I’m doing this inside of an implementation of RealtimeDisplayMode, following the same code structure from the MockingBirdRenderPlugin example – though I’m only rendering a single pass.

The performance appears to be good when the viewport is small (800x600), but gets much worse when the viewport is larger (1700x1100), to the point that SetValues is taking the vast majority of the execution time (it takes over 50ms, while my rendering code is only taking 10ms). I’m skeptical SignalRedraw() can be the issue, since the performance is fine on a small viewport, and my profiling of the function with the single line calling SetValues() removed yields the expected performance. I’d like to improve interaction with the model to better than 15fps, especially since the actual rendering is not the bottleneck – I’m trying to implement a custom view mode that does some non-photorealistic rendering that can be pretty quick to calculate, with the intent that this would be one of the primary views used when interacting with the model.

Is there any chance of channel.SetValues being made faster, or another function exposed that can set the resulting values more directly? I’m not using any channels other than RGBA, and would be happy to skip any post-processing steps entirely. It would be nice to still see overlays like the gumball – but the performance issues I’m seeing are happening even if there is no gumball or Rhino wireframes visible at all.

My questions are:

  1. Should I be implementing this using something other than RealtimeDisplayMode?
  2. I see Oscar found a workaround using DrawOpenGl. I’d like to avoid this if possible – we’re not using OpenGL to do our rendering, so it’s a lot to pull in just to get pixels on the screen faster, and I’m very wary of the instability you mentioned with using it farther up in this thread. If there is absolutely no way around it: what’s the recommended way to implement this function from a C# plugin? Should we be using OpenTK? Is there any special setup that needs to be done, or perhaps an example you know of?

This function is the fastest available for the buffer to set values.

From the managed world (C#, .NET) point of view there is not much to be done here. For RhinoCycles I also am using this approach, although I’m not pinning buffers, since that is in unmanaged world:

I haven’t done any profiling of this before, so lets take a look.

On my M2 Max at 2598x1678 it takes between 20 and 30ms for me, but not 50ms.

But on my Windows machine with Ryzen 9 7900X (12-core) it takes 5-6 times longer.

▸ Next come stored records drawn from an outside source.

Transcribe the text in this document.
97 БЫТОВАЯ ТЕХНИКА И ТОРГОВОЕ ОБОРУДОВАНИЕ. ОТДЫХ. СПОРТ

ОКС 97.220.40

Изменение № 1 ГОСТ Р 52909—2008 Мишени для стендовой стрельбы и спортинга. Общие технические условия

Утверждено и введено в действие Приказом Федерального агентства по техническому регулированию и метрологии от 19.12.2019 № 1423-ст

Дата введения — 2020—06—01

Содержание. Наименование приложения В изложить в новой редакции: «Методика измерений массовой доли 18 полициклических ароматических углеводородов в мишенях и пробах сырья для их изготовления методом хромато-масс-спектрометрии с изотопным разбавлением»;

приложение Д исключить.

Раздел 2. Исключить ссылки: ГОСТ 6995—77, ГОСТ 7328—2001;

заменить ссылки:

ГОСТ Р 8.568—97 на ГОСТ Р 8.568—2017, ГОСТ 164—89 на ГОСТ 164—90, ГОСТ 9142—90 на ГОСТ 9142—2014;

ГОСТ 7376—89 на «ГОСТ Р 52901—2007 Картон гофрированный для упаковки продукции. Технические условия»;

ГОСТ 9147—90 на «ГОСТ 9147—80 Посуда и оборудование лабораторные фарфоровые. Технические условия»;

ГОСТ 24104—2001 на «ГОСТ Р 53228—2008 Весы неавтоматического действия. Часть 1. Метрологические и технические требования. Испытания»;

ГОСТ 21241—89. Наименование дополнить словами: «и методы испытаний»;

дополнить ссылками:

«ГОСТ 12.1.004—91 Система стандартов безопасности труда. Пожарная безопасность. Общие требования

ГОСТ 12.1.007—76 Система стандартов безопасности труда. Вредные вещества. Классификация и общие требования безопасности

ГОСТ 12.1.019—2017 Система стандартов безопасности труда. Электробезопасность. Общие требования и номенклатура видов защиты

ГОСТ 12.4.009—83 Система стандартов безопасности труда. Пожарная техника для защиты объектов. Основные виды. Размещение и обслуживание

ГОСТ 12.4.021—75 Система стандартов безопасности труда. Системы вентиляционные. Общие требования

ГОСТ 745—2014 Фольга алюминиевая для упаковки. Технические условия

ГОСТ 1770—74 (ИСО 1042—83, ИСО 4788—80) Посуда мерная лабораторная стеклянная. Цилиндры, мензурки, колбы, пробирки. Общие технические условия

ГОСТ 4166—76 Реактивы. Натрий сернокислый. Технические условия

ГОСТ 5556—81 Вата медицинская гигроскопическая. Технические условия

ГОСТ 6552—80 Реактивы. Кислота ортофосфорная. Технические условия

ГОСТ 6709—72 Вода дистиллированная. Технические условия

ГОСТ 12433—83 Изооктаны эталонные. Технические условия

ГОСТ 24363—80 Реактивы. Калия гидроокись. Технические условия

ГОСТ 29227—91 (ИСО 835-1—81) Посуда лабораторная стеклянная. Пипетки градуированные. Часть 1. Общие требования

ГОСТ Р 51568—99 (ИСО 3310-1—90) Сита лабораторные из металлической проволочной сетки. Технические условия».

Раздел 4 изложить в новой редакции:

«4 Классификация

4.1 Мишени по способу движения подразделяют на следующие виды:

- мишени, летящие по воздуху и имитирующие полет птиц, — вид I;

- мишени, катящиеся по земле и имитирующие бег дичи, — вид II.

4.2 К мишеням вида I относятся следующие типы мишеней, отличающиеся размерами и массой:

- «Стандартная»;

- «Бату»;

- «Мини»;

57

I hope there is room for improvement there. I logged a bug report to track that: RH-83576 SetValues on framebuffer slow.

No, that is fine.

I don’t know, RhinoCycles hasn’t used OpenGL drawing in a long time, and I’m not sure in what state that particular mechanism is. But back in the day when it did there was a bit of C/C++ code that I PInvoked to do that.

Lets see if we can have @johnc or @andy make performance improvements in SetValues.

Thanks for logging the bug and taking the time to look! Appreciate the time and effort - your documentation was essential in getting me this far. I’ll keep whacking at it from my end (I’m on Windows with a Ryzen 7 2700) and see where I get.

I tried another “approach” of invoking the renderer synchronously from a conduit, putting my pixels in a bitmap, and drawing that using DrawBitmap on the entire viewport during PostDrawObjects. Obviously not ideal, but it’s done in ~20ms.